In Paris, Howarth (a man of the world, much like his creator) comes into his own. By contrast, the children and Hilda lose their power as they are unsophisticated fish out of water. The big city setting allows Burgess to send Howarth to seedy bars and cafés on a Pernod-fuelled binge. This gives the reader vicarious fun until a chance meeting with an American Howarth knew in the war. This American, Captain Muller, gives Howarth his business card, offering him an escape from England and financial troubles, foreshadowing Burgess’s own escape to the continent in years to come.

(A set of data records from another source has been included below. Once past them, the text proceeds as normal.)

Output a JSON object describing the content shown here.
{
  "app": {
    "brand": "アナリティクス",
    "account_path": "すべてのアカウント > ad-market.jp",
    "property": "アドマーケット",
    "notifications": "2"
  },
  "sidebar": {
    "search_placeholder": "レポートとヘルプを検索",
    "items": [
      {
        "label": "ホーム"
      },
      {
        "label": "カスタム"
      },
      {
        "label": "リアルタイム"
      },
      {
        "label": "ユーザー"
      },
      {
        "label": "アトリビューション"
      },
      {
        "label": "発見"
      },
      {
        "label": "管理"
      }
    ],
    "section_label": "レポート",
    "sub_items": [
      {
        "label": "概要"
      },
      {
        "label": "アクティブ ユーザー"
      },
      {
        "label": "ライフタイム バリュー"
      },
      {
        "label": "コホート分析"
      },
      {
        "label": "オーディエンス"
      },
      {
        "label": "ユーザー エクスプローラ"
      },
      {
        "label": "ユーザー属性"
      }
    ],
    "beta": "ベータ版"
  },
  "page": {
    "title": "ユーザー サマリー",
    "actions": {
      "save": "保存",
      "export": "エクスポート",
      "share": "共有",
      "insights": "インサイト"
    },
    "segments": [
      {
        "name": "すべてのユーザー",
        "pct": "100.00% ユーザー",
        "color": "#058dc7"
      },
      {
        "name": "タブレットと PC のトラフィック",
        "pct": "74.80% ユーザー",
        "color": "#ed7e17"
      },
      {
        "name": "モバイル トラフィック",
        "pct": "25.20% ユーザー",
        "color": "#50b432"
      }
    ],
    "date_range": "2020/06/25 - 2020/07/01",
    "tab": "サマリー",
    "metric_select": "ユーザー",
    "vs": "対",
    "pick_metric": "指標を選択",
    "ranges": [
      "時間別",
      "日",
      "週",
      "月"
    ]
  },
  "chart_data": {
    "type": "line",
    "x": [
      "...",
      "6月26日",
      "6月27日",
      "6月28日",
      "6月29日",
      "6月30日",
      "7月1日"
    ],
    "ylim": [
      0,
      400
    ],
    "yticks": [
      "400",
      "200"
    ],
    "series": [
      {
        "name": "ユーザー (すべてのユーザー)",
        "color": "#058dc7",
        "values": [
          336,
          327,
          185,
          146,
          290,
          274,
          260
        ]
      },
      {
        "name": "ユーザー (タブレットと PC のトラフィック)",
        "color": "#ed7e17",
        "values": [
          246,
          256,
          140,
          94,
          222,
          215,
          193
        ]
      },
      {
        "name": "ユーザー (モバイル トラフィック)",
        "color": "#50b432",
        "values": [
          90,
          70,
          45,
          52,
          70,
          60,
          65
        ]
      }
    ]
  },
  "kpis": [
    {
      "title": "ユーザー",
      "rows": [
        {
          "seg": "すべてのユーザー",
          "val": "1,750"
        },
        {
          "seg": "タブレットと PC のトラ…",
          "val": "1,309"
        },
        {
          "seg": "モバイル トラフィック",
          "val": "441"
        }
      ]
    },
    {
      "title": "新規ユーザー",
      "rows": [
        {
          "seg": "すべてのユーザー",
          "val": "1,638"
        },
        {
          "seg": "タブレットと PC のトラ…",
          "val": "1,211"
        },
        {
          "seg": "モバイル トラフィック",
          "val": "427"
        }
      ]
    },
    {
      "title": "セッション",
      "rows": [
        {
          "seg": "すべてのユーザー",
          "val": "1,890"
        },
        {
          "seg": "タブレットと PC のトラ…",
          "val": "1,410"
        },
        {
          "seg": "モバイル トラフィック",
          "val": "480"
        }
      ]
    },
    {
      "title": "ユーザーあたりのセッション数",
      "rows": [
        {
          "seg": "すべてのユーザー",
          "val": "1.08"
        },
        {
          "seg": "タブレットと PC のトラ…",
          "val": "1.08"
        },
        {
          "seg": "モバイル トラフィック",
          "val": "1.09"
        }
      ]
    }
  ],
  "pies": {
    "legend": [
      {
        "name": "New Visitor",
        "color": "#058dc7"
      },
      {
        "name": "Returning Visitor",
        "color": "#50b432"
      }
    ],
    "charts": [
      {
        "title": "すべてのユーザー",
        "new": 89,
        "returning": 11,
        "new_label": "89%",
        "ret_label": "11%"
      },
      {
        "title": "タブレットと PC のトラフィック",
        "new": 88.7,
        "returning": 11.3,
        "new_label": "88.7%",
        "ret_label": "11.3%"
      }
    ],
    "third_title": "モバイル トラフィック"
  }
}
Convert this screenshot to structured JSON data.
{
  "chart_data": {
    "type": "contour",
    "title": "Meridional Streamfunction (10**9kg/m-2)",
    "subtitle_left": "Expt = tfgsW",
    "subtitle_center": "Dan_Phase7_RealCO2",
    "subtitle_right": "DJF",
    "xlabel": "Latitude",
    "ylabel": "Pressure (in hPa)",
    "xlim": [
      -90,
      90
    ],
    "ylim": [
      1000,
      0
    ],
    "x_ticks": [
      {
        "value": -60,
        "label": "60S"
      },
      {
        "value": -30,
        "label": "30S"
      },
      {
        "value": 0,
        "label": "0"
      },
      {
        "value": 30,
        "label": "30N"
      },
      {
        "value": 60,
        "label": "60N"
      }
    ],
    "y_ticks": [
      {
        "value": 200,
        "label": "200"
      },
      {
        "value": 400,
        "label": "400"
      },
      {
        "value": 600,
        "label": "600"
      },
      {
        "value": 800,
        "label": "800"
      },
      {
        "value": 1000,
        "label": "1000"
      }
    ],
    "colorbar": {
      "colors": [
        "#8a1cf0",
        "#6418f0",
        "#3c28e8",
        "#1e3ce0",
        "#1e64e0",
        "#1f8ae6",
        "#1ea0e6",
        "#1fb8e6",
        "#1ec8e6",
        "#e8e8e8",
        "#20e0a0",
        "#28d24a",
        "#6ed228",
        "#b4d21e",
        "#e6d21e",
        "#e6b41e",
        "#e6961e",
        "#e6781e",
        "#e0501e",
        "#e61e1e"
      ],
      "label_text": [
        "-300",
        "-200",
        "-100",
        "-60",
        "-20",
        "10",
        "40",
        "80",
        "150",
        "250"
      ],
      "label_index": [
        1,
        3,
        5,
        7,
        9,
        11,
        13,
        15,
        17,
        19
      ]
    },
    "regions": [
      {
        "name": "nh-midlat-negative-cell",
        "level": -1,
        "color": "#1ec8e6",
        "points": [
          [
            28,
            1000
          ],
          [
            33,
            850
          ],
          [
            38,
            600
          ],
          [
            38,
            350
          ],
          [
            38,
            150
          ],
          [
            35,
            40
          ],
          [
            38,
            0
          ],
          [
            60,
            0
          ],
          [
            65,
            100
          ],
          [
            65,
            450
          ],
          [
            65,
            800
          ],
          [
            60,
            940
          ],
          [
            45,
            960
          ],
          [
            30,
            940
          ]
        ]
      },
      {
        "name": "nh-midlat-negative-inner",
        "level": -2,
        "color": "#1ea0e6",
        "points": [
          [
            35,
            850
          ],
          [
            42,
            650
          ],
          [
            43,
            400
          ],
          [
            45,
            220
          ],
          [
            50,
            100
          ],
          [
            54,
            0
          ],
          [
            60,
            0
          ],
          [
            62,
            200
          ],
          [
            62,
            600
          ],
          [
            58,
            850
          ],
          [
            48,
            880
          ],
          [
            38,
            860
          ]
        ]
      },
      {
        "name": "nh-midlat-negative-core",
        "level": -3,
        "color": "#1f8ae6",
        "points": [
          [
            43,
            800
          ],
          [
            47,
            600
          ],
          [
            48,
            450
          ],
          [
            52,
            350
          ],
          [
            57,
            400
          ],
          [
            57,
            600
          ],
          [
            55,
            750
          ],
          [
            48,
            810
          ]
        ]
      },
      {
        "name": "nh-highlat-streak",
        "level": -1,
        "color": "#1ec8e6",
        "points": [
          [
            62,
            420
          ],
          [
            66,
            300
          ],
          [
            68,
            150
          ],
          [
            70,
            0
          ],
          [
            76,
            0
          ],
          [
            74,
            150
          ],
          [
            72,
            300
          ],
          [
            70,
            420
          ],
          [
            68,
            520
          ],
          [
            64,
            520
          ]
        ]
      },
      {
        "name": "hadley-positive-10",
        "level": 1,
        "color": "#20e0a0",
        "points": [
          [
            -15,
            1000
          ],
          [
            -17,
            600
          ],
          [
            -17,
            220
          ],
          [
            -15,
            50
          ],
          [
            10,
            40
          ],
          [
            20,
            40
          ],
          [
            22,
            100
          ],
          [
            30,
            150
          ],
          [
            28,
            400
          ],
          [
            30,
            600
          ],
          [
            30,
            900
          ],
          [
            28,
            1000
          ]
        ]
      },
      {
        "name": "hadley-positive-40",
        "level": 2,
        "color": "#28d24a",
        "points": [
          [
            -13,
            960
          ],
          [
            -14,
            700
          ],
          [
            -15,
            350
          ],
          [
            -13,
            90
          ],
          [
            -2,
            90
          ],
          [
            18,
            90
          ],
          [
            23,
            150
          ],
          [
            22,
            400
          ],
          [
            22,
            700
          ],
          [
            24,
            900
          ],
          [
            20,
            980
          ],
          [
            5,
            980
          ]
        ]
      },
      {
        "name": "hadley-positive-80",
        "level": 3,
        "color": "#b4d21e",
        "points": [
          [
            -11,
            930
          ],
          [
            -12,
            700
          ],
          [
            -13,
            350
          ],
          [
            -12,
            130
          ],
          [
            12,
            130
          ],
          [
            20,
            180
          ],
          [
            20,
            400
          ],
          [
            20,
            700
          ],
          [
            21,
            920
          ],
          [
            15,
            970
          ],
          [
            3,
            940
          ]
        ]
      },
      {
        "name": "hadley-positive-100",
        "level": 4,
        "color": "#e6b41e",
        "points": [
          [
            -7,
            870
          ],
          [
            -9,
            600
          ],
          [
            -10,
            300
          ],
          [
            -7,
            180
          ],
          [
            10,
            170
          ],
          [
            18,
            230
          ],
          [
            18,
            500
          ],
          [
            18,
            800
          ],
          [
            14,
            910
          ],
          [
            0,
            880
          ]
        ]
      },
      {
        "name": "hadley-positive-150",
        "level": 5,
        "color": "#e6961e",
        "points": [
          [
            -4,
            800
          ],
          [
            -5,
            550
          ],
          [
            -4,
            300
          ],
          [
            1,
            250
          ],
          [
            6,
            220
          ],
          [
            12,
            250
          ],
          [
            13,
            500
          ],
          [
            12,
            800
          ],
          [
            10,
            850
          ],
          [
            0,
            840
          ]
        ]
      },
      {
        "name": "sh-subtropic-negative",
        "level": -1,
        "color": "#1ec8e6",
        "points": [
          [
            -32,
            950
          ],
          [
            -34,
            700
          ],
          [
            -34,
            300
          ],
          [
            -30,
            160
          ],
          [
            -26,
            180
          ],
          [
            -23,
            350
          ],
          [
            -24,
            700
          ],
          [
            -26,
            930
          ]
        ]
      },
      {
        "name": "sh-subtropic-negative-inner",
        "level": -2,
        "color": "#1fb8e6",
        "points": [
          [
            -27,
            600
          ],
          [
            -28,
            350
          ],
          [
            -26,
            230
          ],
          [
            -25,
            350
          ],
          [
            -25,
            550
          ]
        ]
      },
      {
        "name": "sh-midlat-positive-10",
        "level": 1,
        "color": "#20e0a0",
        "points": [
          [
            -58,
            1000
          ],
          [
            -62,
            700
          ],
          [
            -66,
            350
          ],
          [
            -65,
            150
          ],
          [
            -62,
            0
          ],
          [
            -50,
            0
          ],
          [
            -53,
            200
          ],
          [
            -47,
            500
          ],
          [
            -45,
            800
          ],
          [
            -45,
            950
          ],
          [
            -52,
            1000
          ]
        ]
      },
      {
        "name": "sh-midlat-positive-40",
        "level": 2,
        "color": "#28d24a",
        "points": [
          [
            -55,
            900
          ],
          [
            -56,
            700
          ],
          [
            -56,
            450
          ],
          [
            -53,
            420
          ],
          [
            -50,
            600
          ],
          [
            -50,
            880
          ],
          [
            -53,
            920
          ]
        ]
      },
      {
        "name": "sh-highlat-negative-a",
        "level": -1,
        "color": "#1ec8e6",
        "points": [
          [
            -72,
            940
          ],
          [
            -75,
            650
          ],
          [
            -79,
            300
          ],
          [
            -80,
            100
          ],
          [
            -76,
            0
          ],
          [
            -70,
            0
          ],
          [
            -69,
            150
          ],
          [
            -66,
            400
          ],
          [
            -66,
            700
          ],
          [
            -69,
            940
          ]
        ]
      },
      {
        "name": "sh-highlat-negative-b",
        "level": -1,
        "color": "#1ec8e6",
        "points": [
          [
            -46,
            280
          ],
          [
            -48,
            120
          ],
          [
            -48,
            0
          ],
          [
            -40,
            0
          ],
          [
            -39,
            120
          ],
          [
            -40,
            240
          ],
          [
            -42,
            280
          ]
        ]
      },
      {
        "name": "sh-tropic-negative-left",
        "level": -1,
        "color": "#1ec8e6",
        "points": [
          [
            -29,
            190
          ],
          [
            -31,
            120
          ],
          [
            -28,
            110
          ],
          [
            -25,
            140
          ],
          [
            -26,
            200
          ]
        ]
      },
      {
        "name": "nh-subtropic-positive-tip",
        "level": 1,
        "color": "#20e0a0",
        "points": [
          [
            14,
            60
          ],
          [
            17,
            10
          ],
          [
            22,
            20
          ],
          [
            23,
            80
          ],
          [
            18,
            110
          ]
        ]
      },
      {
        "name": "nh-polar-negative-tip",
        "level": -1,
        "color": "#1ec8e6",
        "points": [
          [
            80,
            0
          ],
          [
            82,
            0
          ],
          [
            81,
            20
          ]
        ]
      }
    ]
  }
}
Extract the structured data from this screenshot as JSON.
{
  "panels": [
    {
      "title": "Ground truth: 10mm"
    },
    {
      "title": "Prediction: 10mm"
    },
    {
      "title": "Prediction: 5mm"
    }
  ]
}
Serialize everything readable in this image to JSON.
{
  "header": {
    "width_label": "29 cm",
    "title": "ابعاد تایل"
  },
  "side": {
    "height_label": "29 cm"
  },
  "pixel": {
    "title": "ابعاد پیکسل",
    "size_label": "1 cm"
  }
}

The politics and atmosphere of the school and town should be easy for a modern readership to relate to. However, the scandals faced by the two heroes, Woolton and Howarth, and the whiff of sexual impropriety hanging around them, could have brought much more trouble in a novel with a contemporary setting. In The Worm and the Ring, true to form, Burgess has great fun wrestling with religious doubts, English stodginess and the nature of authority. He comes to the conclusion that those suited to power want it merely to maintain and get more of it, not to defend any liberal or, God forbid, intellectual ideals. Despite the worldly success of the ambitious, underhand and practical, Burgess shows that there are other paths to take and his scholarly stand-ins have their moments.